The FDA has officially approved the Moderna COVID-19 vaccine – which will be marketed as Spikevax – for the prevention of COVID-19 in adults aged 18 and older.
Until now, the Moderna vaccine had only received emergency use authorization (EUAs). EUAs are declarations that circumstances exist to justify the emergency use of drugs and biological products that have not been FDA-approved, particularly when no other effective alternatives are available, assuming the benefits appear to outweigh the risks. Full FDA approval means that a drug has undergone the FDA’s full standard process for reviewing the quality, safety, and effectiveness of medical products.
The updated analyses to determine effectiveness of Spikevax included 14,287 vaccine recipients and 14,164 placebo recipients who did not have evidence of COVID-19 infection prior to receiving the first dose. The data used for the analyses were accrued before the Omicron variant emerged. These data demonstrated that Spikevax was 93% effective in preventing COVID-19 and 98% effective in preventing severe disease.
In related news, the FDA also expanded the approved indication for Veklury (remdesivir), an antiviral used to treat COVID-19. Veklury was originally indicated to treat hospitalized patients with COVID-19 to prevent serious disease progression. Veklury is now approved to treat non-hospitalized patients weighing at least 88 pounds and who are at high risk for progression to severe COVID-19.
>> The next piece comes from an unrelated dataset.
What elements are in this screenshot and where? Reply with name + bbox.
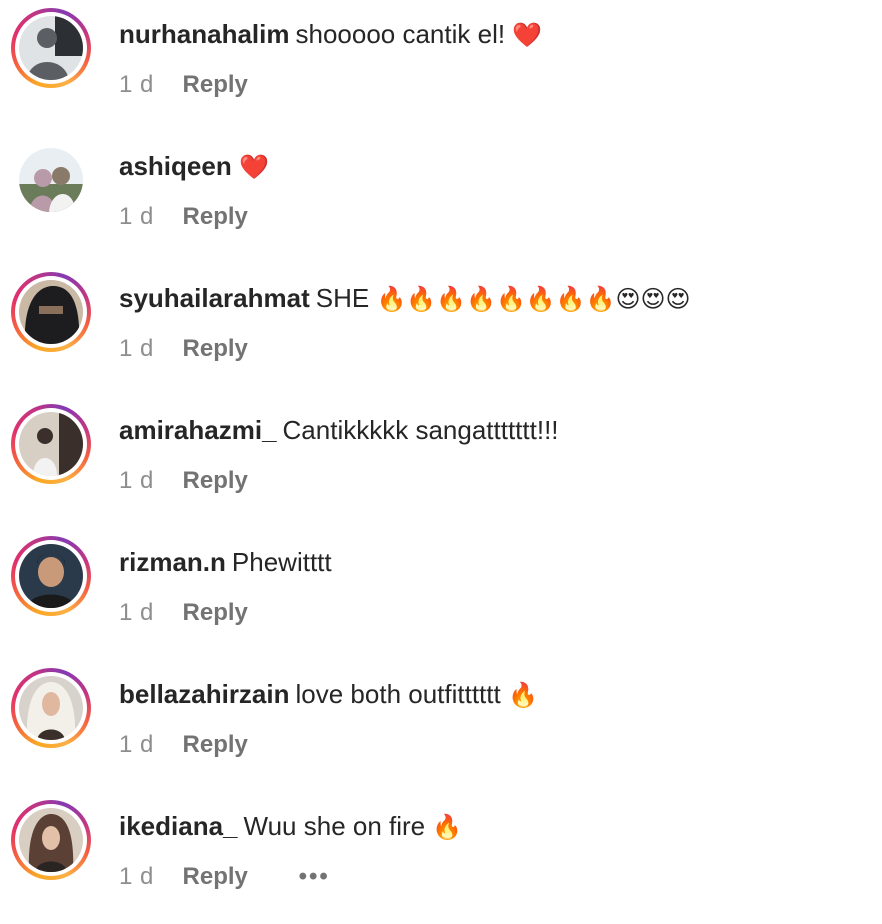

Veklury’s approval for non-hospitalized patients is supported by a randomized, placebo-controlled clinical trial that included 562 non-hospitalized patients with mild-to-moderate COVID-19 who were at high risk for progression to severe COVID-19. Overall, 2 of 279 patients who received Veklury (0.7%) required COVID-19 related hospitalization compared to 15 of 283 patients who received a placebo (5.3%). There were no deaths in either group.
Veklury is not a substitute for vaccination, and vaccination and a booster dose are recommended for all individuals, unless not medically feasible.
And in other news, the FDA also revised the authorizations for two monoclonal antibody treatments – bamlanivimab and etesevimab (administered together) and REGEN-COV (casirivimab and imdevimab). Because data show these treatments are highly unlikely to be active against the omicron variant, which is circulating at a very high frequency throughout the United States, these treatments are not authorized for use in any U.S. states, territories, and jurisdictions at this time.